The PGE EV.1K Fecske (Swallow) was a high performance Hungarian sailplane designed and flown in the late 1960s. The sole example was destroyed in a fatal crash in 1970.

==Development==

In 1964 a group of young engineers from the Pest County Machine Works began work on a glider designed to out-perform all previous Hungarian sailplanes. In 1965 the Works put out a call for designs; the engineers submitted theirs which was judged runner-up and good enough to build. A team of seven began the detailed design in 1967 and the EV.1.K Fecske first flew on 18 September 1969.

After completing a flight-test programme and obtaining certification for all aerobatic manoeuvres apart from outside loops, the Fecske was handed over to the Hungarian Glider Team for operational tests. In October 1970 serious pilot error led to the loss of both wings and a fatal crash. No more Fecskes were built.

==Design==

The Fecske was an all-metal aircraft. Its shoulder-mounted, two-part wing was tetrahedral in plan, with an unswept leading edge. Its core monocoque structure was unusual, essentially a box spar occupying about 45% of the chord with its upper and lower surfaces, stiffened with span-wise z-section longerons, defining part of the laminar flow aerofoil. The pre-formed dural sheet leading edge was supported by ribs and the rear wing was also dural-skinned, internally stiffened with polyurethane foam.
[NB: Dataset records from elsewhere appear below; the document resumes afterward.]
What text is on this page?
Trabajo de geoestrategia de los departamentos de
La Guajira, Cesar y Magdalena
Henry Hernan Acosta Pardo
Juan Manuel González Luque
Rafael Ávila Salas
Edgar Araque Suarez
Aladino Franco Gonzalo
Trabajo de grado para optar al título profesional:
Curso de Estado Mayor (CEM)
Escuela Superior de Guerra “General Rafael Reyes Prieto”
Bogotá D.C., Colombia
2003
Narrow chord, split, plain ailerons filled about 45% of the outer trailing edge and split airbrakes the inner 45%.

The dural-skinned, elliptical-section fuselage was built around a conventional combination of frames connected behind the cockpit by eight z-section longerons. The forward fuselage was similar apart from three absent upper longerons. The pilot was placed ahead of the wing, under a long, two-part canopy which carefully followed the shape of the fuselage. A fixed monowheel at the centre of gravity was assisted by a flush skid under the nose and a small tailskid.

The Fecske had a T-tail with its tetrahedral plan, high aspect ratio tailplane and long, narrow, rectangular elevators mounted on top of a strongly swept fin. Its broad, angular rudder was also strongly swept.